Suizid als freie Entscheidung?

  19.09.2017 Leserbeiträge, Leserbriefe

Der Suizid einer beliebten Person erschüttert zurzeit das Saanenland und weit darüber hinaus. Es ist unglaublich traurig, dass ein noch junger Mensch keine andere Lebensmöglichkeit mehr gesehen und diesen Weg gewählt hat.

Ich arbeite seit vielen Jahren mit Menschen in Krisen und psychischen Ausnahmezuständen und es ist mir ein persönliches und berufliches Anliegen, einige Gedanken zum Thema Suizid hier auszuführen: Suizidalität und Suizid sind nach wie vor tabuisiert in unserer Gesellschaft, weil häufig Schuld und Scham damit verbunden sind. Tritt ein Suizid ein, überwältigt und bewegt er uns alle, weil er so radikal und definitiv ist. Die Frage, die zurückbleibt, ist die Frage nach dem «Warum», aber auch die Frage, ob ein Suizid tatsächlich als freie Entscheidung angesehen werden kann.

Eines ist klar: Die Verantwortung für das Leben eines erwachsenen Menschen kann niemand anderes übernehmen als die Person selber. Dies können auch die Angehörigen oder Freunde und Bekannte nicht. Es gilt hier, keine Schuldigen ausfindig zu machen und Beschuldigungen sind fehl am Platz. Denn: Aus der Suizidforschung wissen wir, dass suizidale Menschen in ihrem Ausnahmezustand nicht mehr erkennen, was ein solcher Entscheid für die nahestehenden Personen bedeutet und welches Leid damit verbunden ist, keine Fragen mehr stellen zu können und einfach akzeptieren zu müssen. Vielmehr sind Gedanken vorherrschend, keine Belastung mehr für die Angehörigen sein zu müssen bzw. diese entlasten zu wollen.

Aus der Forschung wissen wir weiter, dass bei ca. 80 % aller Menschen, die sich suizidieren wollen, der Gedanke daran vielleicht zwar schon länger in ihnen präsent ist, aber ein definitiver Entschluss erst ca. zwei Stunden vor der Tat gefällt wird. Nach diesem verfallen die Menschen in eine Art «Trance», das Hirn schaltet auf Autopilot, sie wirken ruhig und das immense Leiden ist nicht mehr offensichtlich erkennbar.

Wir wissen auch, dass die allermeisten Menschen, die einen Suizidversuch überlebt haben, nicht wirklich sterben wollten, sondern dem Leiden, das untragbar schien, ein Ende setzen wollten bzw. keine Lebens-Alternativen mehr gesehen werden konnten.
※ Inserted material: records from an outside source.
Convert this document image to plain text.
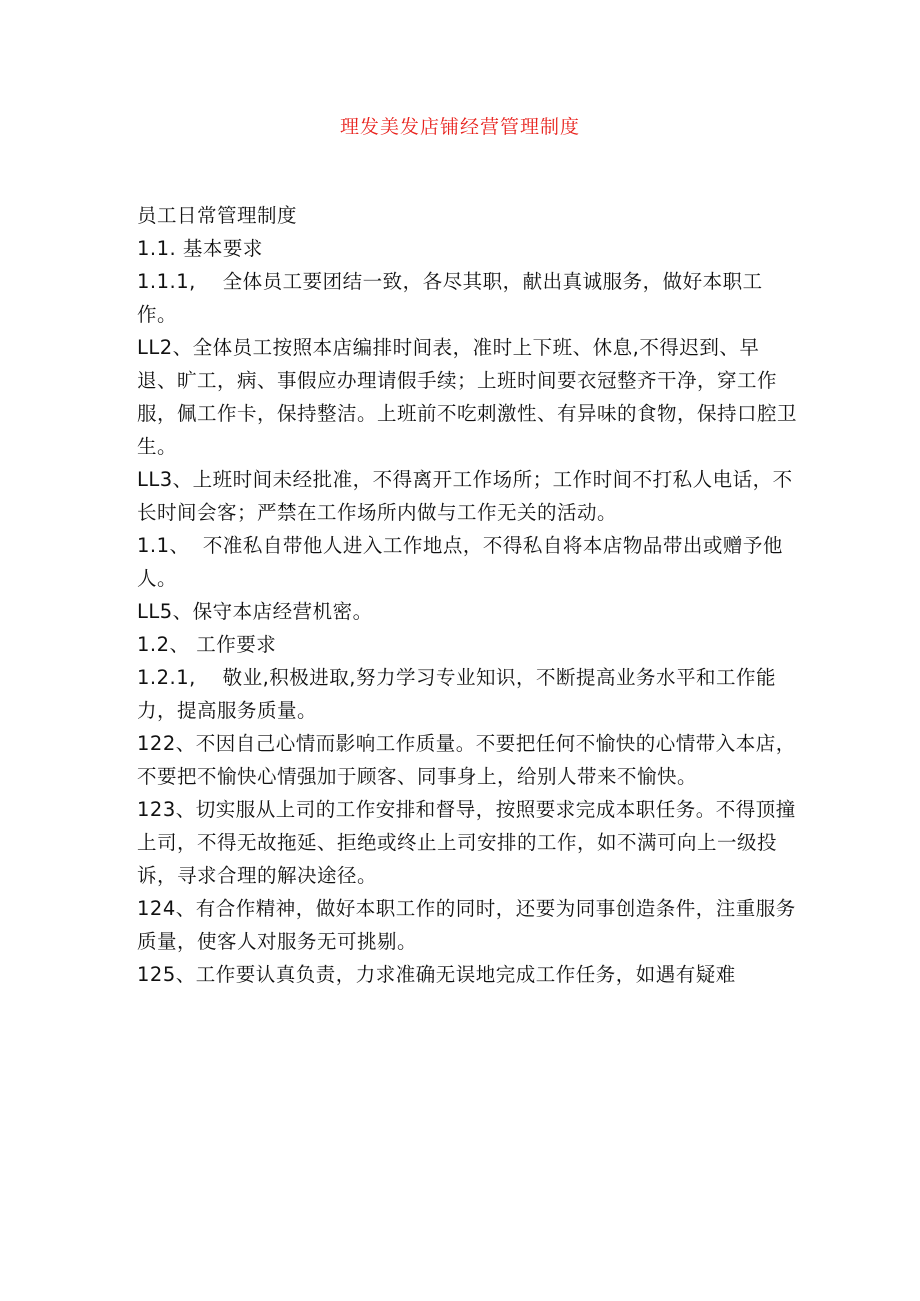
理发美发店铺经营管理制度

员工日常管理制度

1.1. 基本要求

1.1.1,    全体员工要团结一致，各尽其职，献出真诚服务，做好本职工作。

LL2、全体员工按照本店编排时间表，准时上下班、休息,不得迟到、早退、旷工，病、事假应办理请假手续；上班时间要衣冠整齐干净，穿工作服，佩工作卡，保持整洁。上班前不吃刺激性、有异味的食物，保持口腔卫生。

LL3、上班时间未经批准，不得离开工作场所；工作时间不打私人电话，不长时间会客；严禁在工作场所内做与工作无关的活动。

1.1、  不准私自带他人进入工作地点，不得私自将本店物品带出或赠予他人。

LL5、保守本店经营机密。

1.2、 工作要求

1.2.1,    敬业,积极进取,努力学习专业知识，不断提高业务水平和工作能力，提高服务质量。

122、不因自己心情而影响工作质量。不要把任何不愉快的心情带入本店，不要把不愉快心情强加于顾客、同事身上，给别人带来不愉快。

123、切实服从上司的工作安排和督导，按照要求完成本职任务。不得顶撞上司，不得无故拖延、拒绝或终止上司安排的工作，如不满可向上一级投诉，寻求合理的解决途径。

124、有合作精神，做好本职工作的同时，还要为同事创造条件，注重服务质量，使客人对服务无可挑剔。

125、工作要认真负责，力求准确无误地完成工作任务，如遇有疑难
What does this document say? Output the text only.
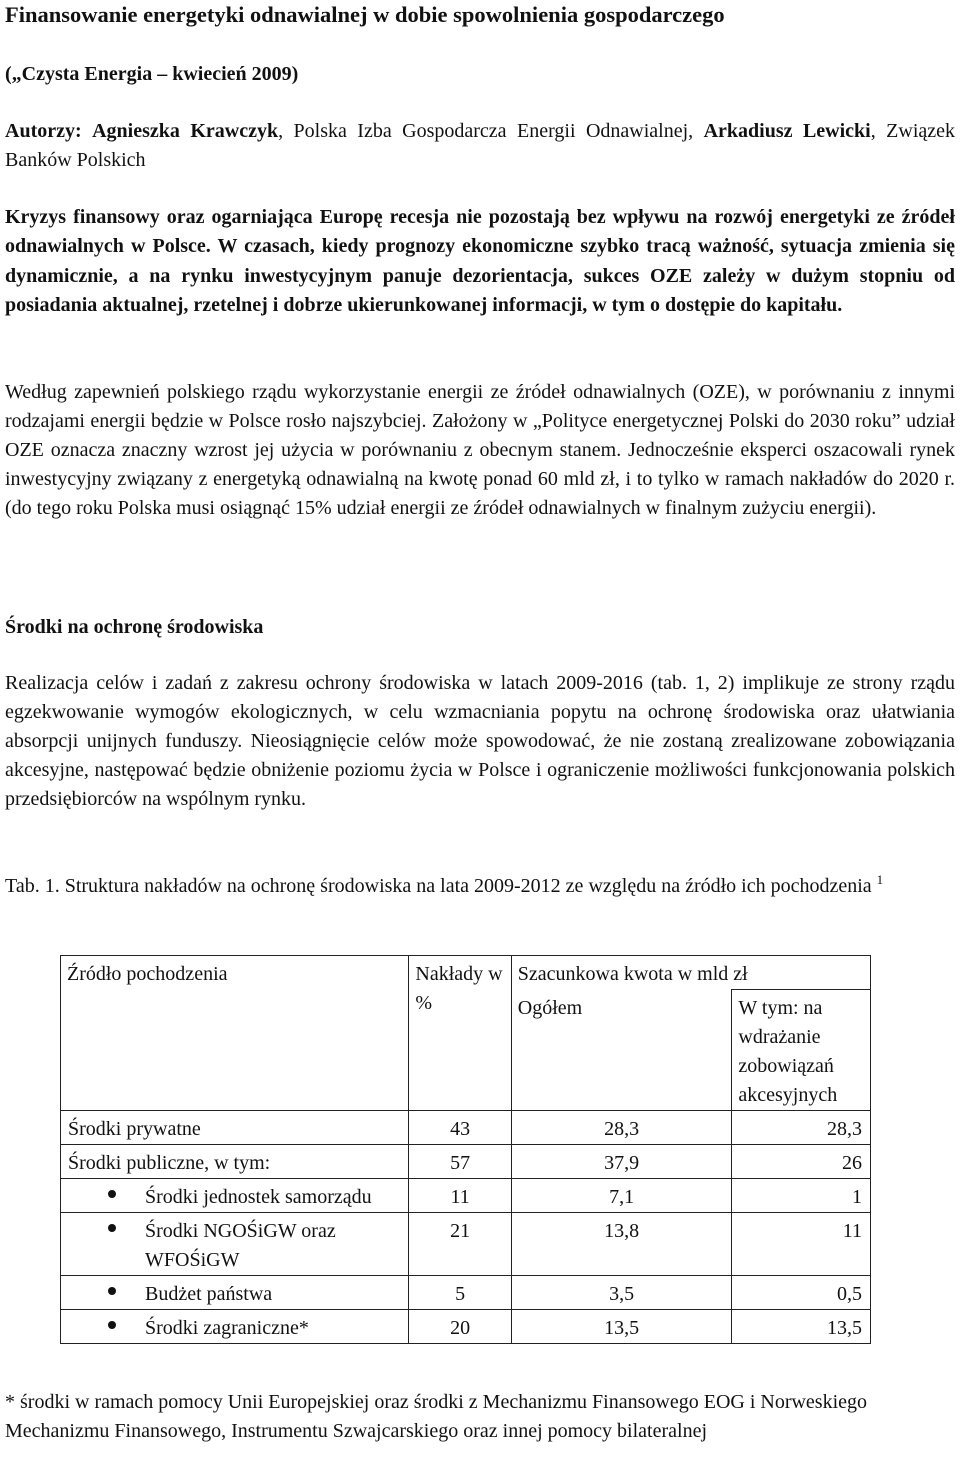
Finansowanie energetyki odnawialnej w dobie spowolnienia gospodarczego

(„Czysta Energia – kwiecień 2009)

Autorzy: Agnieszka Krawczyk, Polska Izba Gospodarcza Energii Odnawialnej, Arkadiusz Lewicki, Związek Banków Polskich

Kryzys finansowy oraz ogarniająca Europę recesja nie pozostają bez wpływu na rozwój energetyki ze źródeł odnawialnych w Polsce. W czasach, kiedy prognozy ekonomiczne szybko tracą ważność, sytuacja zmienia się dynamicznie, a na rynku inwestycyjnym panuje dezorientacja, sukces OZE zależy w dużym stopniu od posiadania aktualnej, rzetelnej i dobrze ukierunkowanej informacji, w tym o dostępie do kapitału.

Według zapewnień polskiego rządu wykorzystanie energii ze źródeł odnawialnych (OZE), w porównaniu z innymi rodzajami energii będzie w Polsce rosło najszybciej. Założony w „Polityce energetycznej Polski do 2030 roku” udział OZE oznacza znaczny wzrost jej użycia w porównaniu z obecnym stanem. Jednocześnie eksperci oszacowali rynek inwestycyjny związany z energetyką odnawialną na kwotę ponad 60 mld zł, i to tylko w ramach nakładów do 2020 r. (do tego roku Polska musi osiągnąć 15% udział energii ze źródeł odnawialnych w finalnym zużyciu energii).

Środki na ochronę środowiska

Realizacja celów i zadań z zakresu ochrony środowiska w latach 2009-2016 (tab. 1, 2) implikuje ze strony rządu egzekwowanie wymogów ekologicznych, w celu wzmacniania popytu na ochronę środowiska oraz ułatwiania absorpcji unijnych funduszy. Nieosiągnięcie celów może spowodować, że nie zostaną zrealizowane zobowiązania akcesyjne, następować będzie obniżenie poziomu życia w Polsce i ograniczenie możliwości funkcjonowania polskich przedsiębiorców na wspólnym rynku.

Tab. 1. Struktura nakładów na ochronę środowiska na lata 2009-2012 ze względu na źródło ich pochodzenia $^1$

Źródło pochodzenia	Nakłady w %	Szacunkowa kwota w mld zł	
		Ogółem	W tym: na wdrażanie zobowiązań akcesyjnych
Środki prywatne	43	28,3	28,3
Środki publiczne, w tym:	57	37,9	26

Środki jednostek samorządu	11	7,1	1

Środki NGOŚiGW oraz WFOŚiGW	21	13,8	11

Budżet państwa	5	3,5	0,5

Środki zagraniczne*	20	13,5	13,5

* środki w ramach pomocy Unii Europejskiej oraz środki z Mechanizmu Finansowego EOG i Norweskiego Mechanizmu Finansowego, Instrumentu Szwajcarskiego oraz innej pomocy bilateralnej
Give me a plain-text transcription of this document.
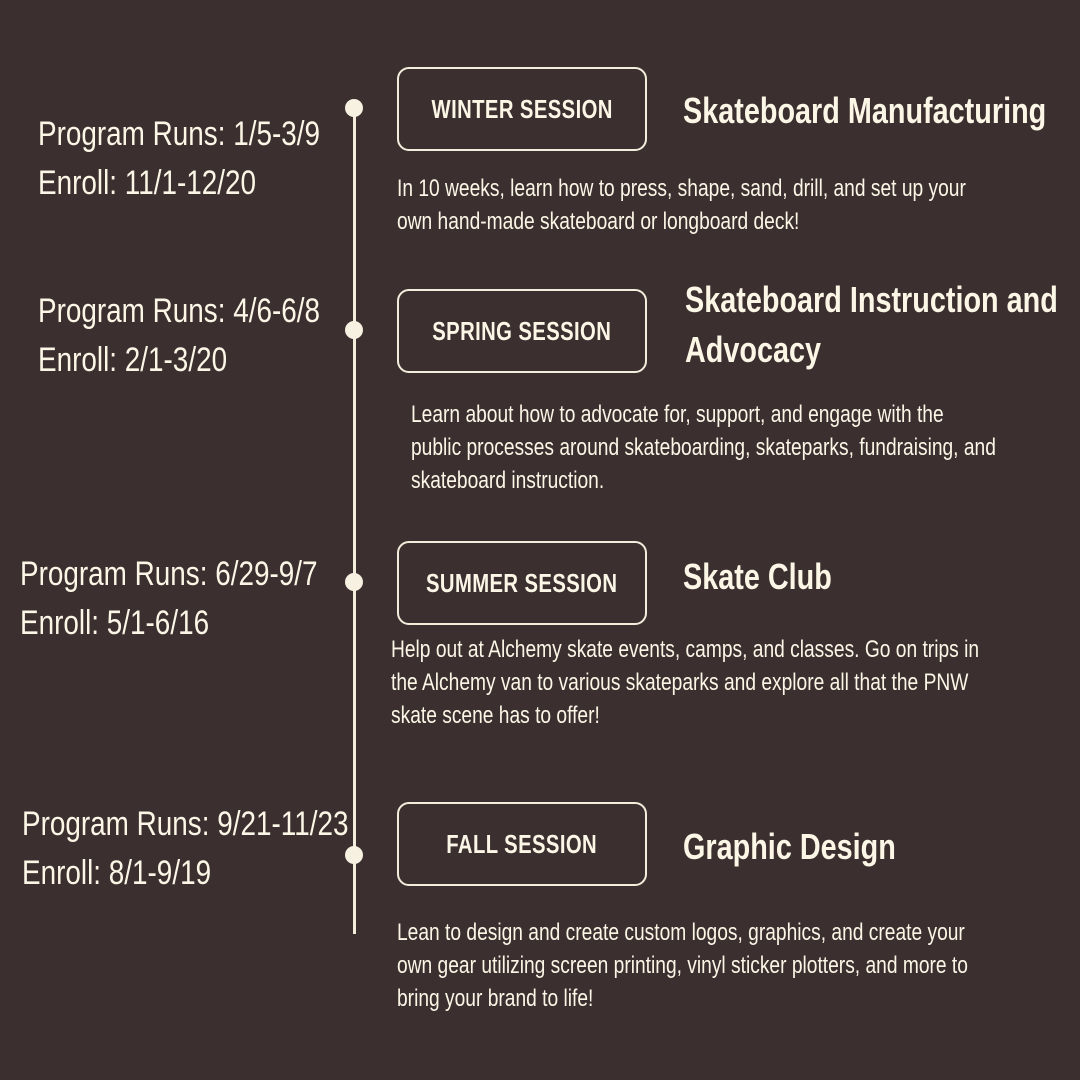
Program Runs: 1/5-3/9
Enroll: 11/1-12/20
WINTER SESSION Skateboard Manufacturing
In 10 weeks, learn how to press, shape, sand, drill, and set up your
own hand-made skateboard or longboard deck!
Program Runs: 4/6-6/8
Enroll: 2/1-3/20
SPRING SESSION
Skateboard Instruction and
Advocacy
Learn about how to advocate for, support, and engage with the
public processes around skateboarding, skateparks, fundraising, and
skateboard instruction.
Program Runs: 6/29-9/7
Enroll: 5/1-6/16
SUMMER SESSION Skate Club
Help out at Alchemy skate events, camps, and classes. Go on trips in
the Alchemy van to various skateparks and explore all that the PNW
skate scene has to offer!
Program Runs: 9/21-11/23
Enroll: 8/1-9/19
FALL SESSION Graphic Design
Lean to design and create custom logos, graphics, and create your
own gear utilizing screen printing, vinyl sticker plotters, and more to
bring your brand to life!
Menschen mit Suizidabsichten sind dermassen im Hier und Jetzt eingesperrt, dass nicht von echter freier Entscheidung gesprochen werden kann.

Ebenfalls als gesichert gilt, dass Suizide Nachahmungseffekte auslösen können und gerade deshalb ist es wichtig, dass wir einen Suizid zwar als Lösungsversuch aus einer hoffnungslosen Situation verstehen, wir aber auch aufzeigen müssen, dass es echte Alternativen zum Suizid gibt: Leute sollen sich trauen können, über ihre Probleme zu sprechen und diese mitteilen und eingestehen können, ohne dabei Gefahr zu laufen, ins Abseits zu gelangen oder gesellschaftlich abgestempelt zu werden.

Ich wünsche mir eine Gesellschaft, die ihren Teil dieser Verantwortung übernimmt und wir alle uns überlegen und bewusst machen, wie wir mit Krisen, Problemen, Schwächen oder psychischen Störungen umgehen, dass wir diese nicht nur als «ein Problem des Anderen» betrachten, sondern helfen, sie zu enttabuisieren. Nur so kann ein Vertrauen aufgebaut werden, dass auch für unperfekte Seiten des Lebens Platz bestehen darf und der individuelle Mut aufgebracht werden kann, neue, andere lebenswerte Wege zu wagen.